La Suisse s’est construit une mythologie commune

«La coexistence a été cultivée au sein de grandes associations et fêtes fédérales. Une mythologie commune s’est constituée au XIXe siècle surtout, faisant de Guillaume Tell un ancêtre et un modèle commun», écrivent les Chrétiens de gauche romands. Ils relèvent qu’un «authentique et très honorable goût pour la paix et la concertation a compensé les méfiances, et parfois le mépris, subsistant entre les communautés linguistiques (…) On n’a pas tort de penser que ce modèle devrait (ou aurait pu) inspirer la construction de l’Europe».

Mais la Suisse a changé, constatent les CGR: «Les migrations et la mondialisation de la culture ont profondément modifié l’équilibre culturel du pays. Si les aires de base sont toujours les mêmes, on y trouve de nombreuses minorités parlant d’autres langues, pratiquant d’autres religions, vêtues autrement». En période d’économie florissante et de grande confiance morale, cela ne poserait guère de problème, relèvent les Chrétiens de gauche, mais «il se trouve que les temps sont durs, que la prospérité n’est plus si assurée, que l’avenir économique, écologique et social inquiète».

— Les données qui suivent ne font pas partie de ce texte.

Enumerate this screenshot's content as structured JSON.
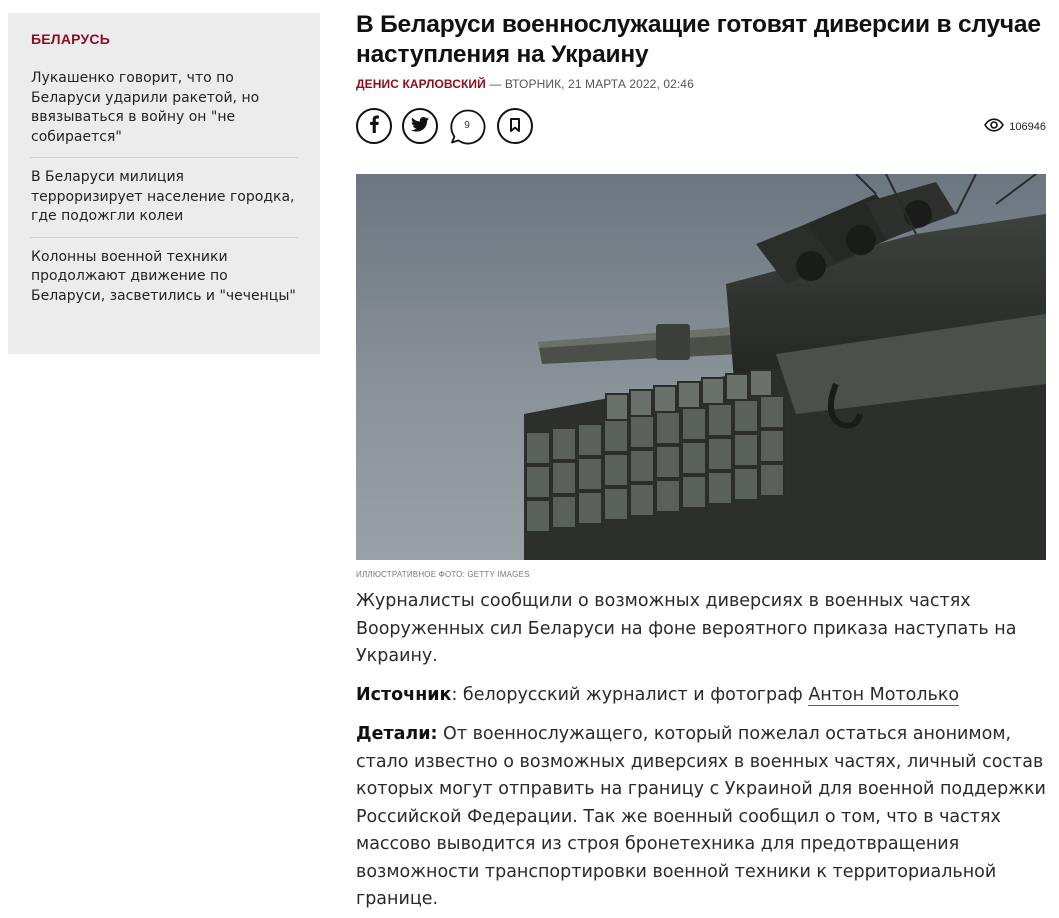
{
  "sidebar": {
    "heading": "БЕЛАРУСЬ",
    "items": [
      {
        "label": "Лукашенко говорит, что по Беларуси ударили ракетой, но ввязываться в войну он \"не собирается\""
      },
      {
        "label": "В Беларуси милиция терроризирует население городка, где подожгли колеи"
      },
      {
        "label": "Колонны военной техники продолжают движение по Беларуси, засветились и \"чеченцы\""
      }
    ]
  },
  "article": {
    "title": "В Беларуси военнослужащие готовят диверсии в случае наступления на Украину",
    "author": "ДЕНИС КАРЛОВСКИЙ",
    "date": "— ВТОРНИК, 21 МАРТА 2022, 02:46",
    "comment_count": "9",
    "views": "106946",
    "photo_caption": "ИЛЛЮСТРАТИВНОЕ ФОТО: GETTY IMAGES",
    "lead": "Журналисты сообщили о возможных диверсиях в военных частях Вооруженных сил Беларуси на фоне вероятного приказа наступать на Украину.",
    "source_label": "Источник",
    "source_text": ": белорусский журналист и фотограф ",
    "source_link": "Антон Мотолько",
    "details_label": "Детали:",
    "details_text": " От военнослужащего, который пожелал остаться анонимом, стало известно о возможных диверсиях в военных частях, личный состав которых могут отправить на границу с Украиной для военной поддержки Российской Федерации. Так же военный сообщил о том, что в частях массово выводится из строя бронетехника для предотвращения возможности транспортировки военной техники к территориальной границе."
  },
  "icons": {
    "facebook": "facebook-icon",
    "twitter": "twitter-icon",
    "comment": "comment-bubble-icon",
    "bookmark": "bookmark-icon",
    "views": "eye-icon"
  },
  "colors": {
    "accent": "#8a1020",
    "sidebar_bg": "#ececec",
    "link_underline": "#b8323f"
  }
}
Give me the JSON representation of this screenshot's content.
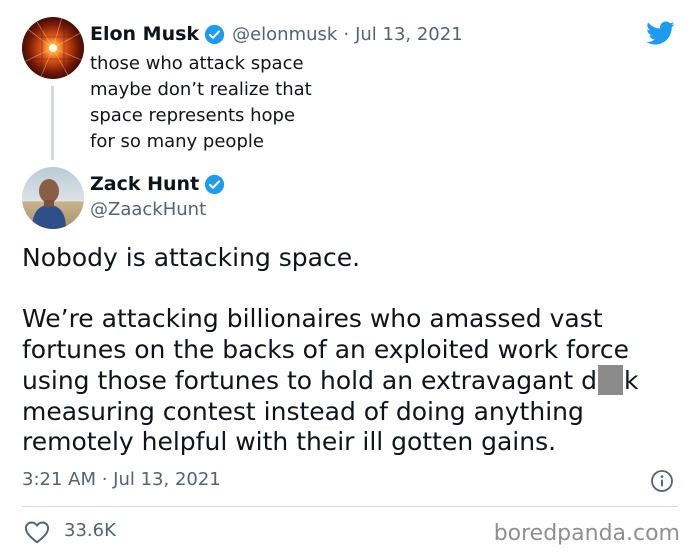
{
  "parent_tweet": {
    "author_name": "Elon Musk",
    "handle": "@elonmusk",
    "date_sep": "·",
    "date": "Jul 13, 2021",
    "text_lines": [
      "those who attack space",
      "maybe don’t realize that",
      "space represents hope",
      "for so many people"
    ]
  },
  "main_tweet": {
    "author_name": "Zack Hunt",
    "handle": "@ZaackHunt",
    "paragraph_1": "Nobody is attacking space.",
    "paragraph_2_lines": [
      "We’re attacking billionaires who amassed vast",
      "fortunes on the backs of an exploited work force",
      "using those fortunes to hold an extravagant d",
      "k",
      "measuring contest instead of doing anything",
      "remotely helpful with their ill gotten gains."
    ],
    "timestamp": "3:21 AM · Jul 13, 2021",
    "like_count": "33.6K"
  },
  "icons": {
    "brand": "twitter-bird-icon",
    "verified": "verified-badge-icon",
    "info": "info-icon",
    "like": "heart-icon"
  },
  "colors": {
    "twitter_blue": "#1d9bf0",
    "text_primary": "#0f1419",
    "text_secondary": "#536471",
    "divider": "#cfd9de"
  },
  "watermark": "boredpanda.com"
}
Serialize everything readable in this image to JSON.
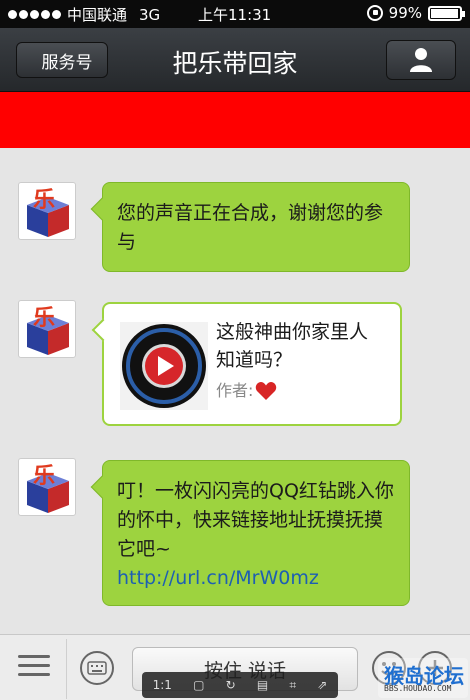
{
  "status_bar": {
    "carrier": "中国联通",
    "network": "3G",
    "time": "上午11:31",
    "battery": "99%"
  },
  "nav": {
    "back_label": "服务号",
    "title": "把乐带回家",
    "profile_icon": "person-icon"
  },
  "messages": [
    {
      "type": "text",
      "text": "您的声音正在合成，谢谢您的参与"
    },
    {
      "type": "card",
      "title": "这般神曲你家里人知道吗？",
      "author_label": "作者:",
      "author_icon": "heart-icon"
    },
    {
      "type": "text",
      "text": "叮！一枚闪闪亮的QQ红钻跳入你的怀中，快来链接地址抚摸抚摸它吧~",
      "link": "http://url.cn/MrW0mz"
    }
  ],
  "avatar_label": "乐",
  "input_bar": {
    "hold_to_talk": "按住 说话",
    "menu_icon": "menu-icon",
    "keyboard_icon": "keyboard-icon",
    "emoji_icon": "emoji-icon",
    "plus_icon": "plus-icon"
  },
  "viewer_toolbar": {
    "zoom": "1:1"
  },
  "watermark": {
    "main": "猴岛论坛",
    "sub": "BBS.HOUDAO.COM"
  },
  "colors": {
    "nav_bg": "#2f3236",
    "banner": "#ff0000",
    "bubble_green": "#9dd33f",
    "chat_bg": "#e5e5e5",
    "link": "#1d5fb3"
  }
}
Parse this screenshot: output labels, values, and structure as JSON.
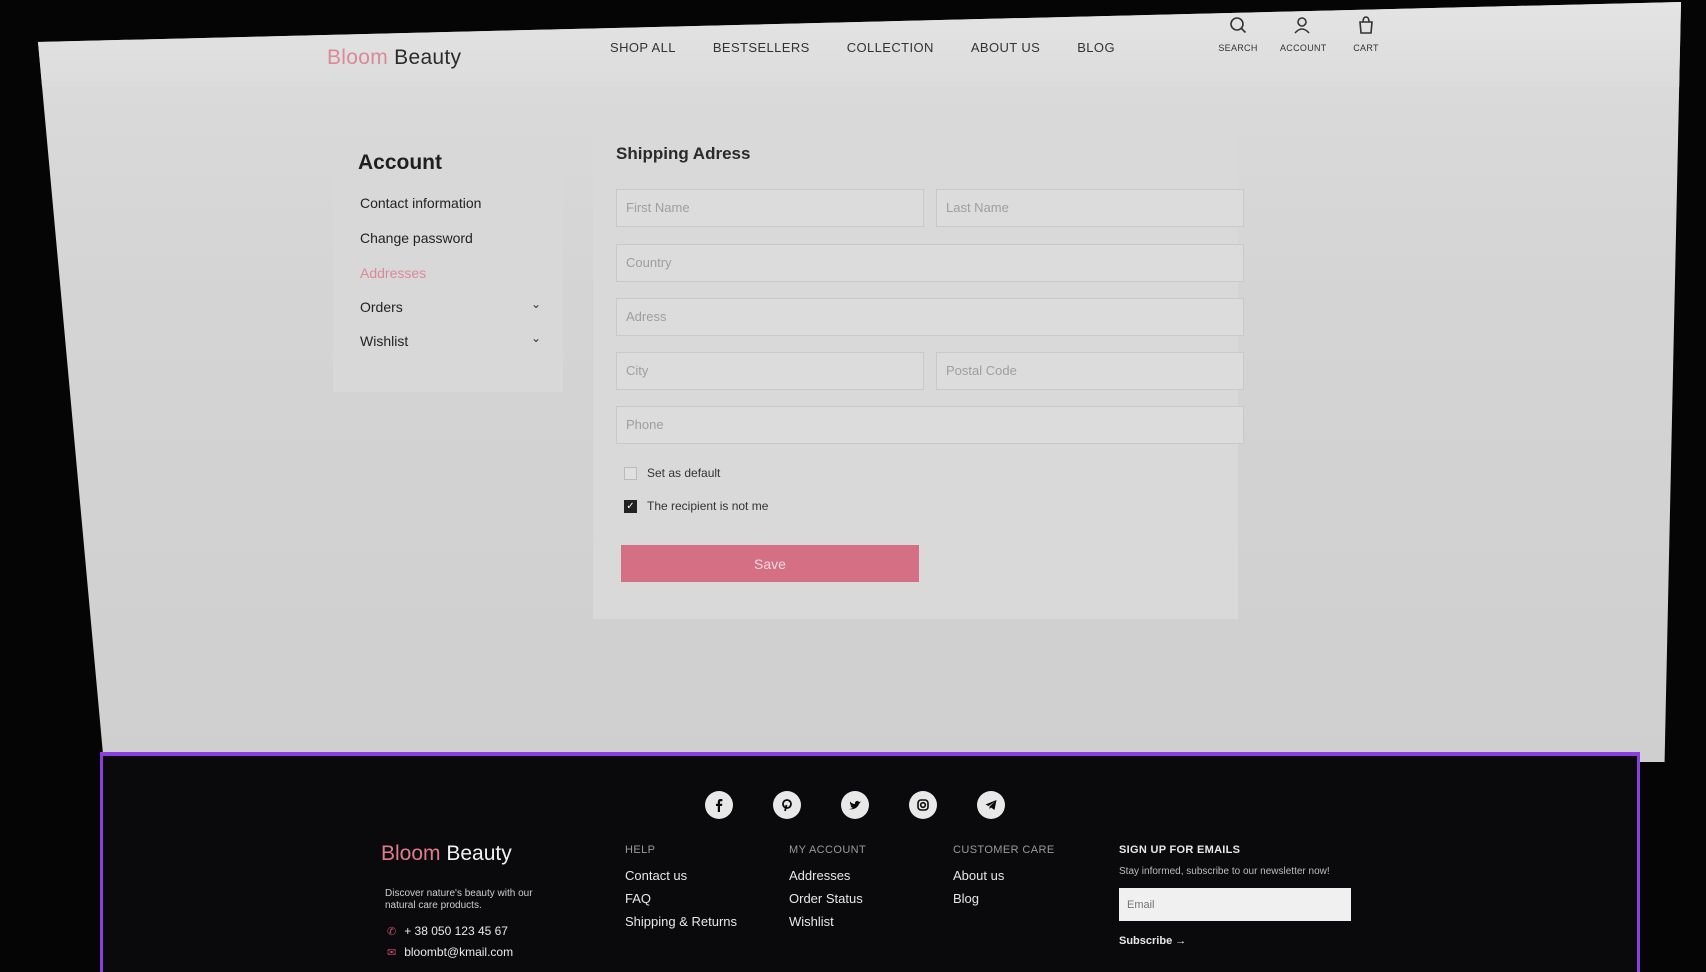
{
  "brand": {
    "part1": "Bloom",
    "part2": "Beauty"
  },
  "nav": [
    "SHOP ALL",
    "BESTSELLERS",
    "COLLECTION",
    "ABOUT US",
    "BLOG"
  ],
  "header_icons": [
    {
      "icon": "search-icon",
      "label": "SEARCH"
    },
    {
      "icon": "account-icon",
      "label": "ACCOUNT"
    },
    {
      "icon": "cart-icon",
      "label": "CART"
    }
  ],
  "sidebar": {
    "title": "Account",
    "items": [
      {
        "label": "Contact information"
      },
      {
        "label": "Change password"
      },
      {
        "label": "Addresses",
        "active": true
      },
      {
        "label": "Orders",
        "expandable": true
      },
      {
        "label": "Wishlist",
        "expandable": true
      }
    ]
  },
  "shipping": {
    "title": "Shipping Adress",
    "fields": {
      "first_name": "First Name",
      "last_name": "Last Name",
      "country": "Country",
      "address": "Adress",
      "city": "City",
      "postal_code": "Postal Code",
      "phone": "Phone"
    },
    "checkboxes": [
      {
        "label": "Set as default",
        "checked": false
      },
      {
        "label": "The recipient is not me",
        "checked": true
      }
    ],
    "save_label": "Save"
  },
  "footer": {
    "social": [
      "facebook-icon",
      "pinterest-icon",
      "twitter-icon",
      "instagram-icon",
      "telegram-icon"
    ],
    "description": "Discover nature's beauty with our natural care products.",
    "phone": "+ 38 050 123 45 67",
    "email": "bloombt@kmail.com",
    "columns": [
      {
        "title": "HELP",
        "links": [
          "Contact us",
          "FAQ",
          "Shipping & Returns"
        ]
      },
      {
        "title": "MY ACCOUNT",
        "links": [
          "Addresses",
          "Order Status",
          "Wishlist"
        ]
      },
      {
        "title": "CUSTOMER CARE",
        "links": [
          "About us",
          "Blog"
        ]
      }
    ],
    "newsletter": {
      "title": "SIGN UP FOR EMAILS",
      "text": "Stay informed, subscribe to our newsletter now!",
      "placeholder": "Email",
      "button": "Subscribe →"
    }
  },
  "colors": {
    "accent": "#d46f84",
    "footer_border": "#8a3fe0"
  }
}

Une cible privilégiée: les étrangers

Et Jean-François Martin, secrétaire romand des CGR, de relever qu’aux réfugiés politiques et économiques pourraient s’ajouter les réfugiés climatiques. «La tentation est forte de rêver à un bon vieux temps idéalisé, et donc de chercher ce qui a bien pu compromettre notre petit paradis. Une cible privilégiée: les étrangers, qui déstabiliseraient notre bel équilibre social et culturel. La Suisse a pourtant une riche expérience de la multiculturalité et, grâce à sa tradition de concertation et de compromis, devrait pouvoir relever les défis que pose sa complexification», poursuit-il.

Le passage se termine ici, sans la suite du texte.